The core principles of its operation are similar to ECG, however, we changed sensors: we made nanosensors instead of conventional sensors and managed to measure signals of nanovoltage and microvoltage layers without filtering and averaging-out in broadband. The use of nanosensors led to the necessity to apply original circuit solutions, write individual software.

Ultimately, we gained a tremendous difference in sensitivity," Diana Avdeeva, Head of the TPU Laboratory for Medical Engineering, a research supervisor of the project, says.

The complex consists of a set of sensors, a tiny key device for recording incoming signals from sensors and software for data processing. The sensors are fixed on a human's chest using a conventional conducting gel.
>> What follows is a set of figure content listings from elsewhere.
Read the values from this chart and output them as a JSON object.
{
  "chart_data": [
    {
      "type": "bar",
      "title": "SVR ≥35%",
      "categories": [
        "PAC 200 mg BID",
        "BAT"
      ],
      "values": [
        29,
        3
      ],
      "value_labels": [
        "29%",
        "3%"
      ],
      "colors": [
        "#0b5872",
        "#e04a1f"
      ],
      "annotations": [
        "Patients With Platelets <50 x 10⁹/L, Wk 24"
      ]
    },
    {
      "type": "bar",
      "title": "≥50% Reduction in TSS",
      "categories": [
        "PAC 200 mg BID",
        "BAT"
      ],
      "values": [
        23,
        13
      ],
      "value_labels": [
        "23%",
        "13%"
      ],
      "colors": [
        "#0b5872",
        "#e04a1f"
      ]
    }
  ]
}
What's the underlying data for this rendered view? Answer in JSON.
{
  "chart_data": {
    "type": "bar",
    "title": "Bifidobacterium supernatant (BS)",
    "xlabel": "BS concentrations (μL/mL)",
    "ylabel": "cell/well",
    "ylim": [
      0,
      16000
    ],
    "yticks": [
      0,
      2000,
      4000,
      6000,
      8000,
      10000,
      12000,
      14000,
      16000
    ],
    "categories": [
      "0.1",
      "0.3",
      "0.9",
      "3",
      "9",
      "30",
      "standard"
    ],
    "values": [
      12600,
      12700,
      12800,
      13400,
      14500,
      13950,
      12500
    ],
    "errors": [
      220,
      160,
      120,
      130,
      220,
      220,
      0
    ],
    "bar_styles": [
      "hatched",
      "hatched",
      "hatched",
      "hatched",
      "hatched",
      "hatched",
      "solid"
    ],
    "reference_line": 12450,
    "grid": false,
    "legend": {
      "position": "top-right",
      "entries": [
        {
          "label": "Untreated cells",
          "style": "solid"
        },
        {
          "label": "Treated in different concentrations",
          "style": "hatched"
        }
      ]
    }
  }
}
The monitoring procedure takes about 20 minutes.

Conventional ECG machines operate on frequencies from 0,05 Hz to 150 Hz, while the device of the Tomsk scientists operates on frequencies to 10,000 Hz.

Silver chloride electrodes are usually used for recording ECG of high quality. Our sensors are also silver chloride electrodes, however, we used silver nanoparticles. There are up to 16 thin plates from porous ceramics in every our sensor, silver nanoparticles are placed in these pores. There are millions of particles in one sensor, where every particle is a silver chloride electrode capable to enhance an electric field of the heart. Silver and gold nanoparticles are capable to enhance an electromagnetic field: visible light by 10,000 folds and infrared radiation by 20 folds. We also refused to use filters for rejection network interference and noises, which are usually used in conventional ECG and significantly distort micropotentials," Diana Avdeeva says.

The published article represents the monitoring data of one volunteer's heart function. He took part in research for four years and was monitored every 7-10 days.

"At the beginning of our research, we recorded clear violations of activity of cardiac muscle cells. His attending physician recommended surgery, he gained an inserted stent at the Cardiology Research Institute. Then, he continued to take part in the research and the device recorded the further gradual restoration of cardiac function," the scientist notes.

Previously, the project received sponsorship of the Technology Platform "Medicine of the Future" and the federal targeted program. The complex was created in partnership with experts of the Cardiology Research Institute of the Tomsk National Research Medical Center of the Russian Academy of Sciences. The industrial partner was the Scientific Production Association Ekran, a Moscow enterprise.

"A task to create a sensitive, tiny and affordable complex was set up, in order in a long run, outpatient clinics and patients at home could use it. Moreover, the developed methods and devices can be used not only in cardiology.

The fields of any electrophysiological research, such as electroencephalography, electromyography and so on are promising. Of course, before applying it to cardiology, we have to pass some essential stages. These are the collection of the required array of statistics, certification of the complex for medical use. All these stages require sponsorship, we are engaged in searching for partners and supporting programs," Mikhail Yuzhakov, Engineer of the TPU Laboratory for Medical Engineering, a participant of the research team, says.